Last quarter, I ran an analysis of my team’s development workflow data as part of a broader developer productivity initiative. We instrumented browser activity (with consent) and IDE telemetry for eight data scientists and six ML engineers over a four-week period. Here is what we found.

Before AI tools (baseline from 2023 data): developers averaged 8.2 Stack Overflow visits per day. Average time per visit: 4.3 minutes. That is roughly 35 minutes per day reading Stack Overflow content.

Current state (Q4 2025): developers average 0.5 Stack Overflow visits per day. AI assistant interactions: 14.7 per day. Average AI interaction duration: 2.1 minutes.

On the surface, this looks like a pure efficiency gain. Developers are getting answers faster. But when I dug deeper into the data, the picture got more complicated.

The Understanding Gap

I measured what I call “solution iteration cycles” — the number of times a developer has to revisit or modify a solution after initial implementation. In the Stack Overflow era, the average was 1.8 iterations per problem. With AI-first workflows, it is 2.4 iterations. Developers get to a first attempt faster, but they spend more time debugging and refining.

The total time from problem identification to working solution is roughly the same. What changed is the distribution. With Stack Overflow, developers spent more time upfront reading and understanding, then implemented more correctly on the first attempt. With AI, they implement faster but iterate more.

And here is the critical insight: the net learning appears to be lower with AI-first workflows. When developers iterated with Stack Overflow, they learned WHY their approach was wrong by reading alternative answers and comments. When they iterate with AI-generated code, they learn WHAT is wrong through debugging, but they often do not develop a deep understanding of why the correct approach is correct. They just keep asking the AI to fix it until it works.

The Educational Loss

I miss the educational value of well-written Stack Overflow answers. I am thinking of answers like the famous explanation of floating-point arithmetic, or the detailed breakdown of how Python’s GIL works, or the comprehensive guide to SQL query optimization. These were not just answers — they were tutorials disguised as answers. Reading them made you a better engineer even if you were not trying to solve that specific problem.

AI does not produce that kind of educational content. It produces targeted answers to specific questions. There is no serendipitous learning.

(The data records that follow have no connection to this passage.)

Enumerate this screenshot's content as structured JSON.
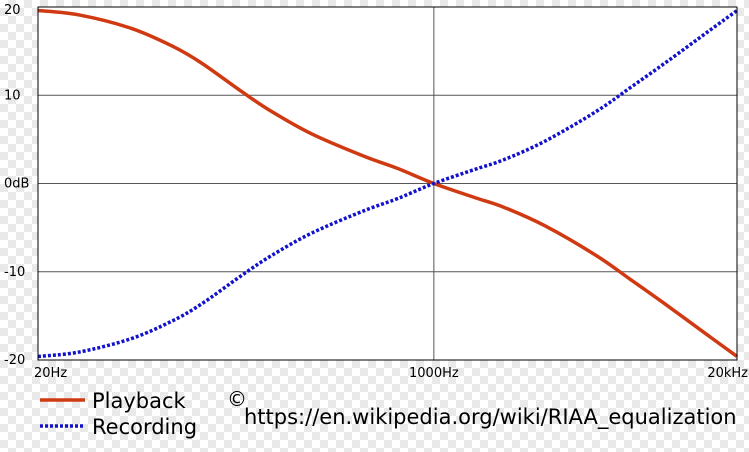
{
  "chart_data": {
    "type": "line",
    "x_scale": "log",
    "xlim": [
      20,
      20000
    ],
    "ylim": [
      -20,
      20
    ],
    "grid": true,
    "x_ticks": [
      {
        "value": 20,
        "label": "20Hz"
      },
      {
        "value": 1000,
        "label": "1000Hz"
      },
      {
        "value": 20000,
        "label": "20kHz"
      }
    ],
    "y_ticks": [
      {
        "value": 20,
        "label": "20"
      },
      {
        "value": 10,
        "label": "10"
      },
      {
        "value": 0,
        "label": "0dB"
      },
      {
        "value": -10,
        "label": "-10"
      },
      {
        "value": -20,
        "label": "-20"
      }
    ],
    "series": [
      {
        "name": "Playback",
        "color": "#d03a12",
        "style": "solid",
        "x": [
          20,
          30,
          50,
          75,
          100,
          150,
          200,
          300,
          500,
          700,
          1000,
          1500,
          2000,
          3000,
          5000,
          7000,
          10000,
          15000,
          20000
        ],
        "y": [
          19.6,
          19.1,
          17.6,
          15.6,
          13.7,
          10.4,
          8.2,
          5.6,
          3.1,
          1.7,
          0.0,
          -1.6,
          -2.7,
          -4.8,
          -8.2,
          -10.9,
          -13.8,
          -17.2,
          -19.6
        ]
      },
      {
        "name": "Recording",
        "color": "#1212cc",
        "style": "dotted",
        "x": [
          20,
          30,
          50,
          75,
          100,
          150,
          200,
          300,
          500,
          700,
          1000,
          1500,
          2000,
          3000,
          5000,
          7000,
          10000,
          15000,
          20000
        ],
        "y": [
          -19.6,
          -19.1,
          -17.6,
          -15.6,
          -13.7,
          -10.4,
          -8.2,
          -5.6,
          -3.1,
          -1.7,
          0.0,
          1.6,
          2.7,
          4.8,
          8.2,
          10.9,
          13.8,
          17.2,
          19.6
        ]
      }
    ]
  },
  "legend": {
    "items": [
      {
        "label": "Playback",
        "color": "#d03a12",
        "style": "solid"
      },
      {
        "label": "Recording",
        "color": "#1212cc",
        "style": "dotted"
      }
    ],
    "placement": "bottom-left"
  },
  "credit": {
    "copyright_symbol": "©",
    "url": "https://en.wikipedia.org/wiki/RIAA_equalization"
  }
}
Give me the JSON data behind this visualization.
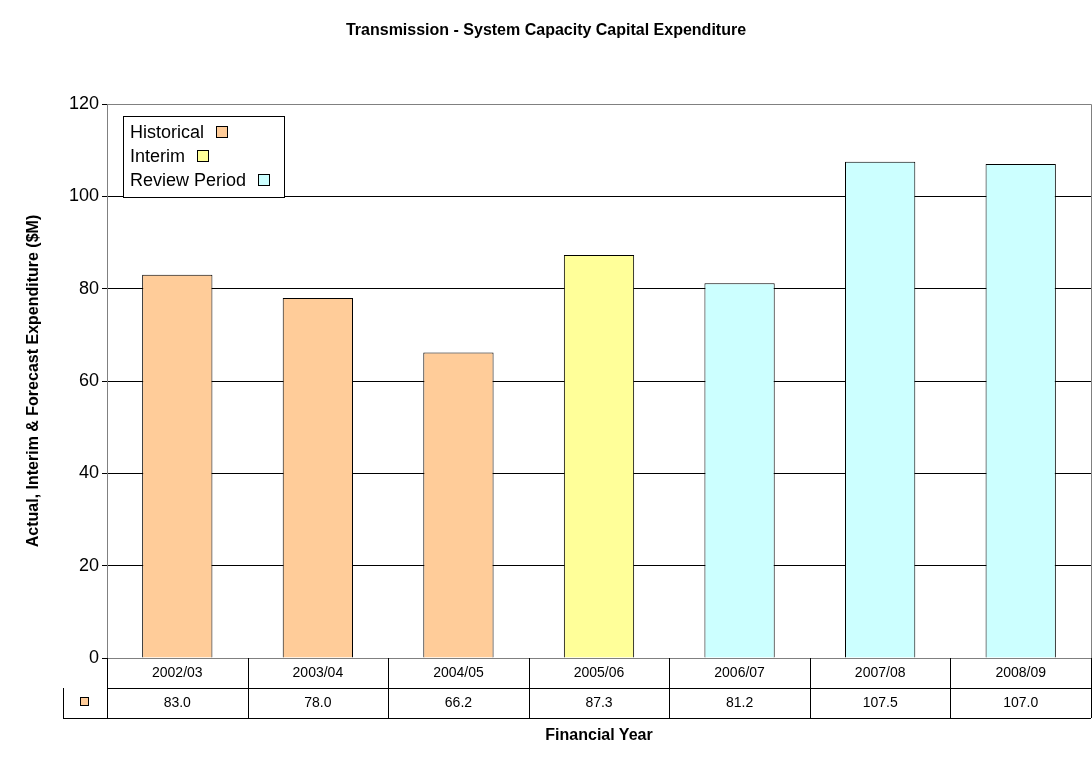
{
  "chart_data": {
    "type": "bar",
    "title": "Transmission - System Capacity Capital Expenditure",
    "xlabel": "Financial Year",
    "ylabel": "Actual, Interim & Forecast Expenditure ($M)",
    "categories": [
      "2002/03",
      "2003/04",
      "2004/05",
      "2005/06",
      "2006/07",
      "2007/08",
      "2008/09"
    ],
    "series": [
      {
        "name": "Historical",
        "color": "#ffcc99",
        "values": [
          83.0,
          78.0,
          66.2,
          null,
          null,
          null,
          null
        ],
        "value_labels": [
          "83.0",
          "78.0",
          "66.2",
          null,
          null,
          null,
          null
        ]
      },
      {
        "name": "Interim",
        "color": "#ffff99",
        "values": [
          null,
          null,
          null,
          87.3,
          null,
          null,
          null
        ],
        "value_labels": [
          null,
          null,
          null,
          "87.3",
          null,
          null,
          null
        ]
      },
      {
        "name": "Review Period",
        "color": "#ccffff",
        "values": [
          null,
          null,
          null,
          null,
          81.2,
          107.5,
          107.0
        ],
        "value_labels": [
          null,
          null,
          null,
          null,
          "81.2",
          "107.5",
          "107.0"
        ]
      }
    ],
    "ylim": [
      0,
      120
    ],
    "yticks": [
      0,
      20,
      40,
      60,
      80,
      100,
      120
    ],
    "grid": "y",
    "legend": "top left"
  }
}
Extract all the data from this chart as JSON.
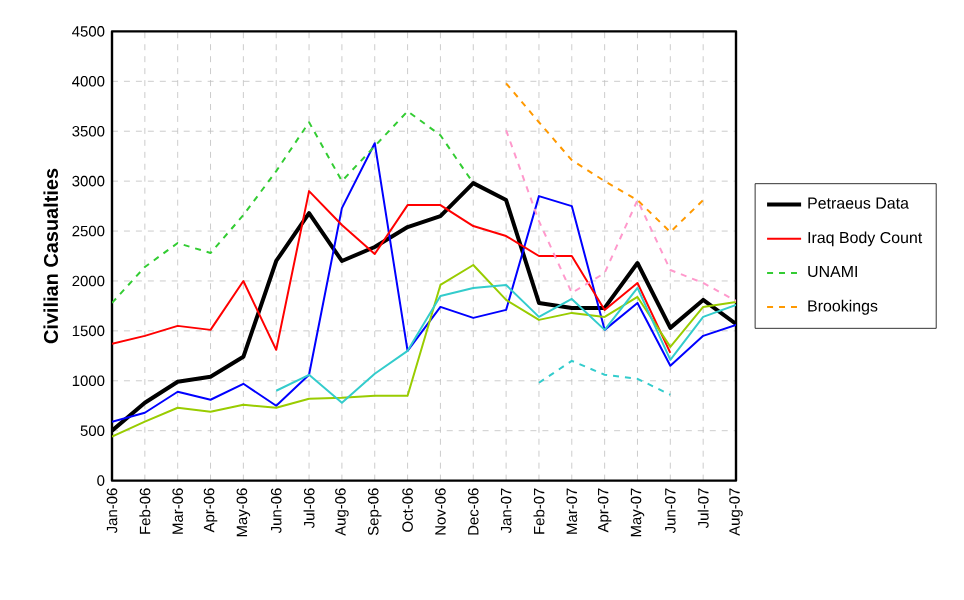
{
  "chart_data": {
    "type": "line",
    "ylabel": "Civilian Casualties",
    "categories": [
      "Jan-06",
      "Feb-06",
      "Mar-06",
      "Apr-06",
      "May-06",
      "Jun-06",
      "Jul-06",
      "Aug-06",
      "Sep-06",
      "Oct-06",
      "Nov-06",
      "Dec-06",
      "Jan-07",
      "Feb-07",
      "Mar-07",
      "Apr-07",
      "May-07",
      "Jun-07",
      "Jul-07",
      "Aug-07"
    ],
    "series": [
      {
        "name": "Petraeus Data",
        "color": "#000000",
        "line_style": "solid",
        "values": [
          500,
          780,
          990,
          1040,
          1240,
          2200,
          2680,
          2200,
          2340,
          2540,
          2650,
          2980,
          2810,
          1780,
          1730,
          1730,
          2180,
          1530,
          1810,
          1570
        ]
      },
      {
        "color": "#0000ff",
        "line_style": "solid",
        "values": [
          590,
          680,
          890,
          810,
          970,
          750,
          1060,
          2730,
          3380,
          1300,
          1740,
          1630,
          1710,
          2850,
          2750,
          1510,
          1780,
          1150,
          1450,
          1560
        ]
      },
      {
        "name": "Iraq Body Count",
        "color": "#ff0000",
        "line_style": "solid",
        "values": [
          1370,
          1450,
          1550,
          1510,
          2000,
          1310,
          2900,
          2560,
          2270,
          2760,
          2760,
          2550,
          2450,
          2250,
          2250,
          1710,
          1980,
          1280,
          null,
          null
        ]
      },
      {
        "color": "#99cc00",
        "line_style": "solid",
        "values": [
          440,
          590,
          730,
          690,
          760,
          730,
          820,
          830,
          850,
          850,
          1960,
          2160,
          1810,
          1610,
          1680,
          1640,
          1840,
          1340,
          1740,
          1790
        ]
      },
      {
        "color": "#33cccc",
        "line_style": "solid",
        "values": [
          null,
          null,
          null,
          null,
          null,
          900,
          1060,
          780,
          1070,
          1300,
          1850,
          1930,
          1960,
          1640,
          1820,
          1510,
          1930,
          1210,
          1640,
          1760
        ]
      },
      {
        "name": "UNAMI",
        "color": "#33cc33",
        "line_style": "dashed",
        "values": [
          1780,
          2140,
          2380,
          2280,
          2660,
          3100,
          3590,
          3000,
          3350,
          3700,
          3460,
          2980,
          null,
          null,
          null,
          null,
          null,
          null,
          null,
          null
        ]
      },
      {
        "name": "Brookings",
        "color": "#ff9900",
        "line_style": "dashed",
        "values": [
          null,
          null,
          null,
          null,
          null,
          null,
          null,
          null,
          null,
          null,
          null,
          null,
          3980,
          3590,
          3210,
          3000,
          2810,
          2490,
          2810,
          null
        ]
      },
      {
        "color": "#ff99cc",
        "line_style": "dashed",
        "values": [
          null,
          null,
          null,
          null,
          null,
          null,
          null,
          null,
          null,
          null,
          null,
          null,
          3510,
          2600,
          1880,
          2080,
          2810,
          2110,
          1980,
          1800
        ]
      },
      {
        "color": "#33cccc",
        "line_style": "dashed",
        "values": [
          null,
          null,
          null,
          null,
          null,
          null,
          null,
          null,
          null,
          null,
          null,
          null,
          null,
          980,
          1200,
          1060,
          1020,
          860,
          null,
          null
        ]
      }
    ],
    "ylim": [
      0,
      4500
    ],
    "yticks": [
      0,
      500,
      1000,
      1500,
      2000,
      2500,
      3000,
      3500,
      4000,
      4500
    ],
    "grid": true,
    "legend": "right"
  }
}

You do not stumble across an amazing explanation of a concept you did not know you needed to understand.

What the Data Suggests

Based on what I have measured, I think the Stack Overflow decline is creating a hidden debt in developer knowledge. Developers are shipping code at roughly the same speed, so the productivity metrics look fine. But the depth of understanding is shallower, and I suspect this will manifest as increased technical debt, more subtle bugs in production, and a slower rate of genuine innovation over time.

The hard part is that this is nearly impossible to measure in the short term. The effects are cumulative and slow-moving. By the time we can clearly see the impact in our data, it may be too late to rebuild what we lost.

Alex, to answer your question directly — I barely use Stack Overflow anymore, and I think that is a loss, not a gain.